The disruption meme may be the hidden culprit behind the slowing pace of start-up companies in healthcare or in the economy as a whole. The larger and more complex the industry, the hard it is to disrupt. Disrupting a trillion-dollar hospital or health insurance industry is simply too heavy a lift for a single firm or technology. The Internet-related disruptions such as those instigated by Amazon, Apple and Craigslist were 1 in ten thousand events, the equivalent of a ballplayer hitting a blindfolded 500-foot home run. Ballplayers who swing for the fences, as opposed to looking for the strategic single or double, strike out with discouraging frequency. Investor insistence that new companies should disrupt trillion dollar incumbents has led to continuing disappointment and poor returns on the part of venture and private equity investors.

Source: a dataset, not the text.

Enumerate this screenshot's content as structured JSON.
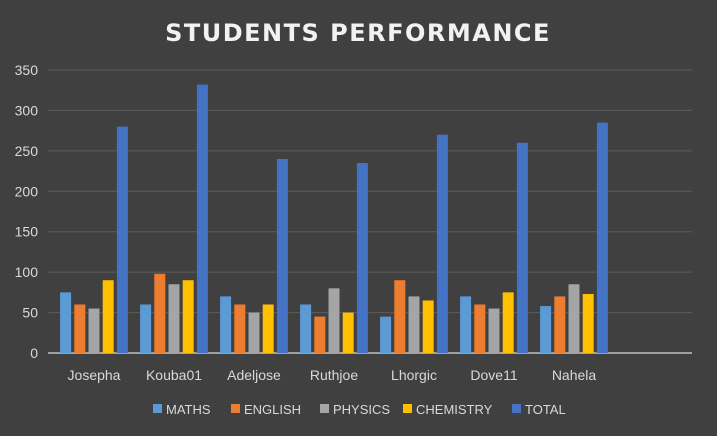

Though Christiansen belittled incremental product or service improvements as defensive “sustaining” innovations by incumbents, the sustainers have had an impressive record in healthcare. Consider the stunning progress in joint replacement. When I first witnessed this procedure in the late 1970’s, it was massively invasive, required a three-week hospital stay, and a six-month long recovery/rehabilitation. Hip replacement is now, unbelievably, an ambulatory procedure, as are shoulders and knees. Some forms of heart valve replacement, interventional care for strokes, and nerve ablation procedures for arrhythmia are very short stay inpatient procedures and may be ambulatory in the near future.
All these are clearly “sustaining”, not disruptive, innovations. They unfolded over decades, as clinicians and their partners in industry refined or reinvented mature technologies, markedly reducing over time both cost and damage to patients. This collaboration is unglamorous “pick and shovel” work. It has gone out of fashion in an investment climate geared to unrealistic expectations of explosive growth. Yet providers who work with the patient support of health systems and suppliers can markedly lower the risk and cost of formerly complex procedures, and improve their profitability along the way.

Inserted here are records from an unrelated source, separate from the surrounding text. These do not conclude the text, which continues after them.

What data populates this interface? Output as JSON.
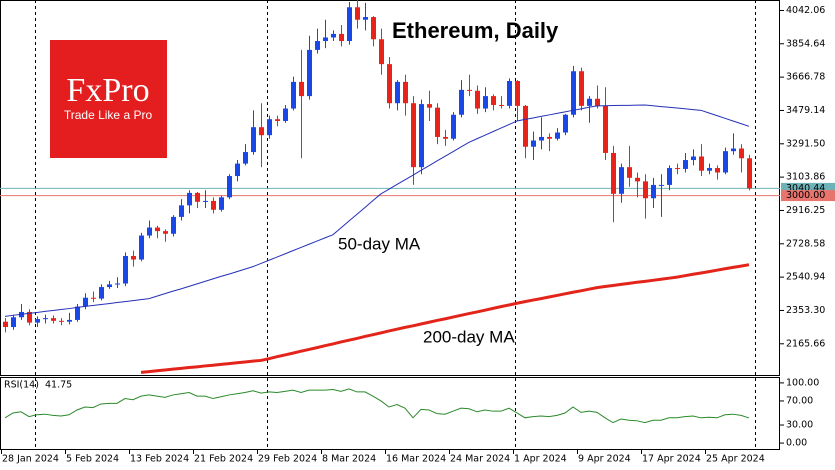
{
  "logo": {
    "brand": "FxPro",
    "tagline": "Trade Like a Pro"
  },
  "chart_data": {
    "type": "candlestick",
    "title": "Ethereum, Daily",
    "x": [
      "28 Jan 2024",
      "29 Jan 2024",
      "30 Jan 2024",
      "31 Jan 2024",
      "1 Feb 2024",
      "2 Feb 2024",
      "3 Feb 2024",
      "4 Feb 2024",
      "5 Feb 2024",
      "6 Feb 2024",
      "7 Feb 2024",
      "8 Feb 2024",
      "9 Feb 2024",
      "10 Feb 2024",
      "11 Feb 2024",
      "12 Feb 2024",
      "13 Feb 2024",
      "14 Feb 2024",
      "15 Feb 2024",
      "16 Feb 2024",
      "17 Feb 2024",
      "18 Feb 2024",
      "19 Feb 2024",
      "20 Feb 2024",
      "21 Feb 2024",
      "22 Feb 2024",
      "23 Feb 2024",
      "24 Feb 2024",
      "25 Feb 2024",
      "26 Feb 2024",
      "27 Feb 2024",
      "28 Feb 2024",
      "29 Feb 2024",
      "1 Mar 2024",
      "2 Mar 2024",
      "3 Mar 2024",
      "4 Mar 2024",
      "5 Mar 2024",
      "6 Mar 2024",
      "7 Mar 2024",
      "8 Mar 2024",
      "9 Mar 2024",
      "10 Mar 2024",
      "11 Mar 2024",
      "12 Mar 2024",
      "13 Mar 2024",
      "14 Mar 2024",
      "15 Mar 2024",
      "16 Mar 2024",
      "17 Mar 2024",
      "18 Mar 2024",
      "19 Mar 2024",
      "20 Mar 2024",
      "21 Mar 2024",
      "22 Mar 2024",
      "23 Mar 2024",
      "24 Mar 2024",
      "25 Mar 2024",
      "26 Mar 2024",
      "27 Mar 2024",
      "28 Mar 2024",
      "29 Mar 2024",
      "30 Mar 2024",
      "31 Mar 2024",
      "1 Apr 2024",
      "2 Apr 2024",
      "3 Apr 2024",
      "4 Apr 2024",
      "5 Apr 2024",
      "6 Apr 2024",
      "7 Apr 2024",
      "8 Apr 2024",
      "9 Apr 2024",
      "10 Apr 2024",
      "11 Apr 2024",
      "12 Apr 2024",
      "13 Apr 2024",
      "14 Apr 2024",
      "15 Apr 2024",
      "16 Apr 2024",
      "17 Apr 2024",
      "18 Apr 2024",
      "19 Apr 2024",
      "20 Apr 2024",
      "21 Apr 2024",
      "22 Apr 2024",
      "23 Apr 2024",
      "24 Apr 2024",
      "25 Apr 2024",
      "26 Apr 2024",
      "27 Apr 2024",
      "28 Apr 2024",
      "29 Apr 2024",
      "30 Apr 2024"
    ],
    "open": [
      2290,
      2260,
      2315,
      2345,
      2285,
      2305,
      2310,
      2295,
      2290,
      2300,
      2375,
      2425,
      2420,
      2485,
      2500,
      2505,
      2660,
      2640,
      2775,
      2820,
      2800,
      2785,
      2880,
      2945,
      3015,
      2965,
      2970,
      2920,
      2990,
      3110,
      3180,
      3245,
      3385,
      3340,
      3430,
      3420,
      3490,
      3640,
      3560,
      3820,
      3870,
      3890,
      3910,
      3870,
      4060,
      3990,
      4005,
      3880,
      3740,
      3520,
      3640,
      3520,
      3160,
      3515,
      3495,
      3330,
      3320,
      3455,
      3595,
      3590,
      3490,
      3560,
      3510,
      3505,
      3645,
      3505,
      3275,
      3310,
      3330,
      3320,
      3355,
      3455,
      3700,
      3505,
      3545,
      3505,
      3240,
      3010,
      3160,
      3100,
      3080,
      2985,
      3060,
      3060,
      3155,
      3150,
      3200,
      3220,
      3140,
      3155,
      3130,
      3250,
      3265,
      3210
    ],
    "high": [
      2310,
      2330,
      2390,
      2360,
      2320,
      2330,
      2325,
      2310,
      2340,
      2390,
      2450,
      2460,
      2500,
      2520,
      2540,
      2680,
      2690,
      2790,
      2860,
      2830,
      2810,
      2890,
      2980,
      3030,
      3020,
      3030,
      2990,
      3000,
      3120,
      3200,
      3290,
      3480,
      3520,
      3450,
      3450,
      3510,
      3670,
      3820,
      3900,
      3940,
      3990,
      3930,
      3960,
      4090,
      4100,
      4085,
      4010,
      3940,
      3780,
      3650,
      3680,
      3560,
      3540,
      3590,
      3520,
      3370,
      3470,
      3650,
      3680,
      3620,
      3610,
      3570,
      3560,
      3660,
      3650,
      3510,
      3360,
      3440,
      3350,
      3380,
      3460,
      3730,
      3720,
      3560,
      3620,
      3610,
      3280,
      3180,
      3280,
      3130,
      3120,
      3100,
      3120,
      3170,
      3180,
      3240,
      3260,
      3290,
      3180,
      3170,
      3270,
      3350,
      3290,
      3230
    ],
    "low": [
      2230,
      2245,
      2300,
      2270,
      2260,
      2280,
      2280,
      2270,
      2275,
      2290,
      2360,
      2400,
      2410,
      2475,
      2480,
      2490,
      2600,
      2630,
      2760,
      2760,
      2740,
      2770,
      2860,
      2900,
      2930,
      2930,
      2900,
      2910,
      2980,
      3080,
      3170,
      3230,
      3160,
      3320,
      3390,
      3410,
      3480,
      3210,
      3540,
      3800,
      3830,
      3870,
      3840,
      3850,
      3940,
      3930,
      3840,
      3680,
      3490,
      3480,
      3450,
      3060,
      3120,
      3420,
      3290,
      3280,
      3310,
      3440,
      3560,
      3460,
      3470,
      3480,
      3490,
      3490,
      3420,
      3210,
      3200,
      3260,
      3250,
      3310,
      3340,
      3440,
      3480,
      3410,
      3490,
      3200,
      2850,
      2960,
      3050,
      2990,
      2870,
      2930,
      2880,
      3030,
      3120,
      3130,
      3170,
      3110,
      3120,
      3090,
      3120,
      3230,
      3130,
      3030
    ],
    "close": [
      2260,
      2315,
      2345,
      2285,
      2305,
      2310,
      2295,
      2290,
      2300,
      2375,
      2425,
      2420,
      2485,
      2500,
      2505,
      2660,
      2640,
      2775,
      2820,
      2800,
      2785,
      2880,
      2945,
      3015,
      2965,
      2970,
      2920,
      2990,
      3110,
      3180,
      3245,
      3385,
      3340,
      3430,
      3420,
      3490,
      3640,
      3560,
      3820,
      3870,
      3890,
      3910,
      3870,
      4060,
      3990,
      4005,
      3880,
      3740,
      3520,
      3640,
      3520,
      3160,
      3515,
      3495,
      3330,
      3320,
      3455,
      3595,
      3590,
      3490,
      3560,
      3510,
      3505,
      3645,
      3505,
      3275,
      3310,
      3330,
      3320,
      3355,
      3455,
      3700,
      3505,
      3545,
      3505,
      3240,
      3010,
      3160,
      3100,
      3080,
      2985,
      3060,
      3060,
      3155,
      3150,
      3200,
      3220,
      3140,
      3155,
      3130,
      3250,
      3265,
      3210,
      3040.44
    ],
    "up_color": "#1a47e8",
    "down_color": "#e8231c",
    "ylim": [
      1990,
      4101
    ],
    "yticks": [
      4042.06,
      3854.64,
      3666.78,
      3479.14,
      {
        "value": 3291.5,
        "label": "3291.50"
      },
      3103.86,
      2916.25,
      2728.58,
      2540.94,
      {
        "value": 2353.3,
        "label": "2353.30"
      },
      2165.66
    ],
    "level": {
      "value": 3000,
      "label": "3000.00",
      "color": "#e8746e"
    },
    "last_price_color": "#6fb3b8",
    "series": [
      {
        "name": "50-day MA",
        "color": "#2430b8",
        "width": 1,
        "values": [
          2320,
          2326,
          2331,
          2337,
          2342,
          2348,
          2353,
          2359,
          2364,
          2370,
          2376,
          2381,
          2387,
          2392,
          2398,
          2403,
          2409,
          2414,
          2420,
          2434,
          2448,
          2462,
          2475,
          2489,
          2503,
          2517,
          2531,
          2545,
          2558,
          2572,
          2586,
          2600,
          2618,
          2636,
          2654,
          2672,
          2690,
          2708,
          2726,
          2744,
          2762,
          2780,
          2818,
          2857,
          2895,
          2933,
          2972,
          3010,
          3036,
          3063,
          3089,
          3115,
          3142,
          3168,
          3195,
          3221,
          3247,
          3274,
          3300,
          3320,
          3340,
          3360,
          3380,
          3400,
          3420,
          3429,
          3437,
          3446,
          3454,
          3463,
          3471,
          3480,
          3488,
          3497,
          3505,
          3506,
          3507,
          3508,
          3508,
          3509,
          3510,
          3506,
          3501,
          3497,
          3493,
          3489,
          3484,
          3480,
          3465,
          3450,
          3435,
          3420,
          3405,
          3390
        ]
      },
      {
        "name": "200-day MA",
        "color": "#e3241b",
        "width": 3,
        "values": [
          null,
          null,
          null,
          null,
          null,
          null,
          null,
          null,
          null,
          null,
          null,
          null,
          null,
          null,
          null,
          null,
          null,
          2005,
          2009,
          2014,
          2018,
          2023,
          2027,
          2032,
          2036,
          2041,
          2045,
          2050,
          2054,
          2059,
          2063,
          2068,
          2072,
          2082,
          2093,
          2103,
          2113,
          2124,
          2134,
          2144,
          2155,
          2165,
          2176,
          2186,
          2196,
          2207,
          2217,
          2227,
          2238,
          2248,
          2258,
          2267,
          2277,
          2287,
          2297,
          2306,
          2316,
          2326,
          2336,
          2345,
          2355,
          2365,
          2375,
          2384,
          2394,
          2403,
          2412,
          2420,
          2429,
          2438,
          2447,
          2456,
          2464,
          2473,
          2482,
          2488,
          2494,
          2500,
          2506,
          2512,
          2517,
          2523,
          2529,
          2535,
          2541,
          2549,
          2557,
          2564,
          2572,
          2580,
          2588,
          2596,
          2603,
          2611
        ]
      }
    ],
    "rsi": {
      "name": "RSI(14)",
      "color": "#2a8a2a",
      "ylim": [
        -11.5,
        109.8
      ],
      "yticks": [
        {
          "value": 100,
          "label": "100.00"
        },
        {
          "value": 70,
          "label": "70.00"
        },
        {
          "value": 30,
          "label": "30.00"
        },
        {
          "value": 0,
          "label": "0.00"
        }
      ],
      "values": [
        42,
        50,
        52,
        44,
        47,
        48,
        46,
        45,
        47,
        55,
        60,
        59,
        65,
        66,
        66,
        74,
        72,
        78,
        80,
        78,
        76,
        80,
        82,
        84,
        78,
        78,
        74,
        77,
        80,
        82,
        84,
        87,
        83,
        85,
        84,
        86,
        88,
        84,
        88,
        88,
        88,
        89,
        86,
        90,
        85,
        85,
        78,
        70,
        60,
        64,
        58,
        42,
        56,
        55,
        49,
        48,
        53,
        58,
        57,
        52,
        55,
        53,
        53,
        58,
        50,
        42,
        44,
        45,
        44,
        46,
        50,
        60,
        51,
        53,
        51,
        42,
        34,
        40,
        38,
        37,
        34,
        38,
        38,
        42,
        42,
        44,
        45,
        42,
        43,
        42,
        47,
        48,
        46,
        41.75
      ]
    }
  }
}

In his enduring 1985 classic, Innovation and Entrepreneurship, Peter Drucker argued for a more multi-faceted model of innovation, basically one which pivots around removing friction or barriers between a customer and a satisfaction of their needs, but also exploiting asymmetries and discontinuities in industry structure or demography. Industries preoccupied with outsized returns often do not listen acutely enough to customers as much as to the siren song of growth.
To me, the most objectionable aspect of the obsession with disruption is not that it set the bar too high for most innovations to meet, or diminished the importance of improving existing products or services to make them less costly or more efficient. It is that the imperative to disrupt focused management and investor attention on the incumbent competitor, and how to dismantle their franchise, rather than tuning in to customer wants and desires and how to meet them.
As Drucker says, “an entrepreneurial strategy has more chance of success the more it starts out with the users- their utilities, their values, their realities . . . the test of innovation is always what it does for the user.” Drucker’s advice is an important antidote to the disruption distraction, and the key to better returns for investors and society from healthcare innovation.